2019年の乳がんの罹患数は男性が670人、女性が約9.7万人です。乳がんは女性のがんの罹患数第1位となっています。(*1)(*2)
また、2021年の乳がんの死亡数は男性が約100人、女性が約1.5万人で、女性ではがん死亡数第4位となっています。(*2)(*3)
初産の高年齢化が進み、1人の女性が一生のあいだに産む子どもの数(合計特殊出生率)は1.26(2022年度)と年々減少している近年の日本。
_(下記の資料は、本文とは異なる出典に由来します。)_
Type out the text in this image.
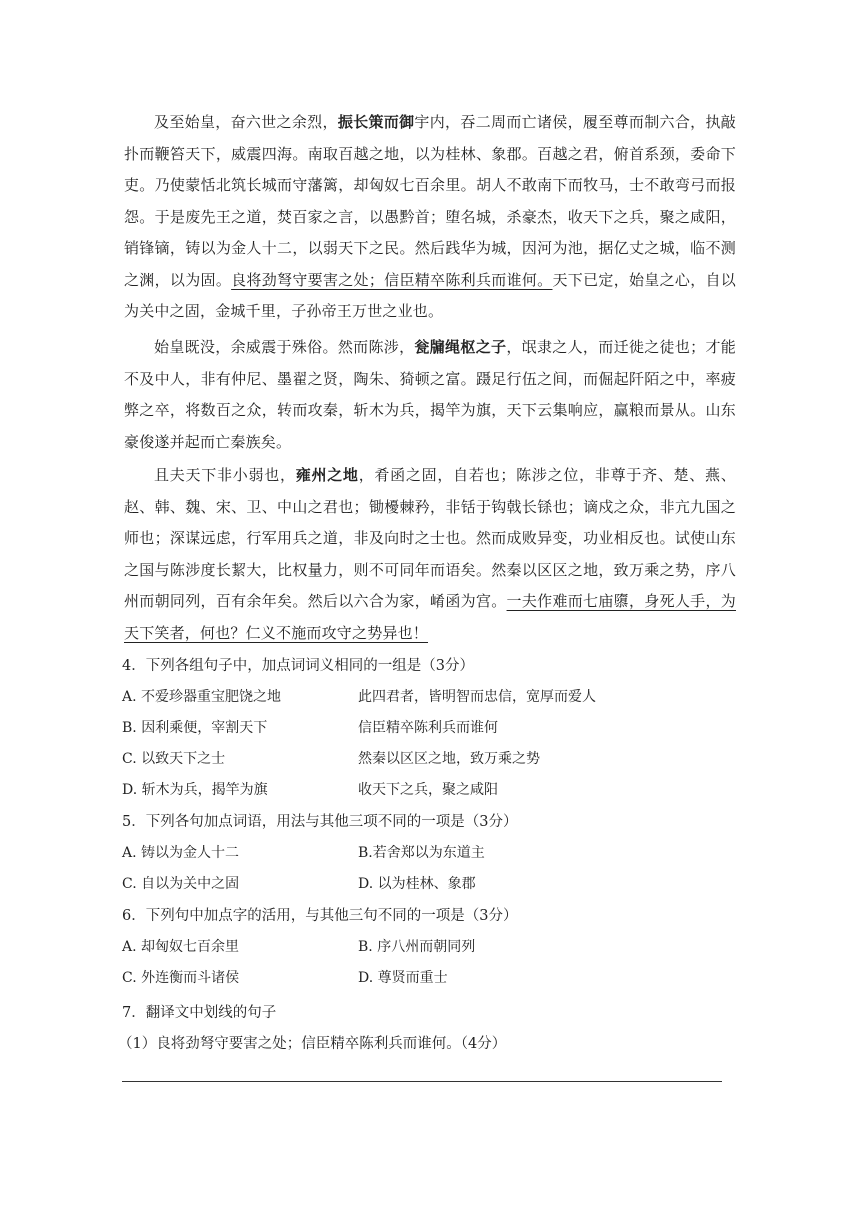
及至始皇，奋六世之余烈，振长策而御宇内，吞二周而亡诸侯，履至尊而制六合，执敲扑而鞭笞天下，威震四海。南取百越之地，以为桂林、象郡。百越之君，俯首系颈，委命下吏。乃使蒙恬北筑长城而守藩篱，却匈奴七百余里。胡人不敢南下而牧马，士不敢弯弓而报怨。于是废先王之道，焚百家之言，以愚黔首；堕名城，杀豪杰，收天下之兵，聚之咸阳，销锋镝，铸以为金人十二，以弱天下之民。然后践华为城，因河为池，据亿丈之城，临不测之渊，以为固。良将劲弩守要害之处；信臣精卒陈利兵而谁何。天下已定，始皇之心，自以为关中之固，金城千里，子孙帝王万世之业也。

始皇既没，余威震于殊俗。然而陈涉，瓮牖绳枢之子，氓隶之人，而迁徙之徒也；才能不及中人，非有仲尼、墨翟之贤，陶朱、猗顿之富。蹑足行伍之间，而倔起阡陌之中，率疲弊之卒，将数百之众，转而攻秦，斩木为兵，揭竿为旗，天下云集响应，赢粮而景从。山东豪俊遂并起而亡秦族矣。

且夫天下非小弱也，雍州之地，肴函之固，自若也；陈涉之位，非尊于齐、楚、燕、赵、韩、魏、宋、卫、中山之君也；锄櫌棘矜，非铦于钩戟长铩也；谪戍之众，非亢九国之师也；深谋远虑，行军用兵之道，非及向时之士也。然而成败异变，功业相反也。试使山东之国与陈涉度长絜大，比权量力，则不可同年而语矣。然秦以区区之地，致万乘之势，序八州而朝同列，百有余年矣。然后以六合为家，崤函为宫。一夫作难而七庙隳，身死人手，为天下笑者，何也？仁义不施而攻守之势异也！

4．下列各组句子中，加点词词义相同的一组是（3分）

A. 不爱珍器重宝肥饶之地	此四君者，皆明智而忠信，宽厚而爱人
B. 因利乘便，宰割天下	信臣精卒陈利兵而谁何
C. 以致天下之士	然秦以区区之地，致万乘之势
D. 斩木为兵，揭竿为旗	收天下之兵，聚之咸阳

5．下列各句加点词语，用法与其他三项不同的一项是（3分）

A. 铸以为金人十二	B.若舍郑以为东道主
C. 自以为关中之固	D. 以为桂林、象郡

6．下列句中加点字的活用，与其他三句不同的一项是（3分）

A. 却匈奴七百余里	B. 序八州而朝同列
C. 外连衡而斗诸侯	D. 尊贤而重士

7．翻译文中划线的句子

（1）良将劲弩守要害之处；信臣精卒陈利兵而谁何。（4分）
(*4)女性の一生涯での月経回数が増えたこと、授乳の機会が減ったことは、乳がんの罹患数増加に関係しています。
また、医療の発展により、女性ホルモンのひとつ「エストロゲン」を補充する治療や低用量ピルの処方が受けられるようになったことも、乳がんの発症リスクを高める一因となっています。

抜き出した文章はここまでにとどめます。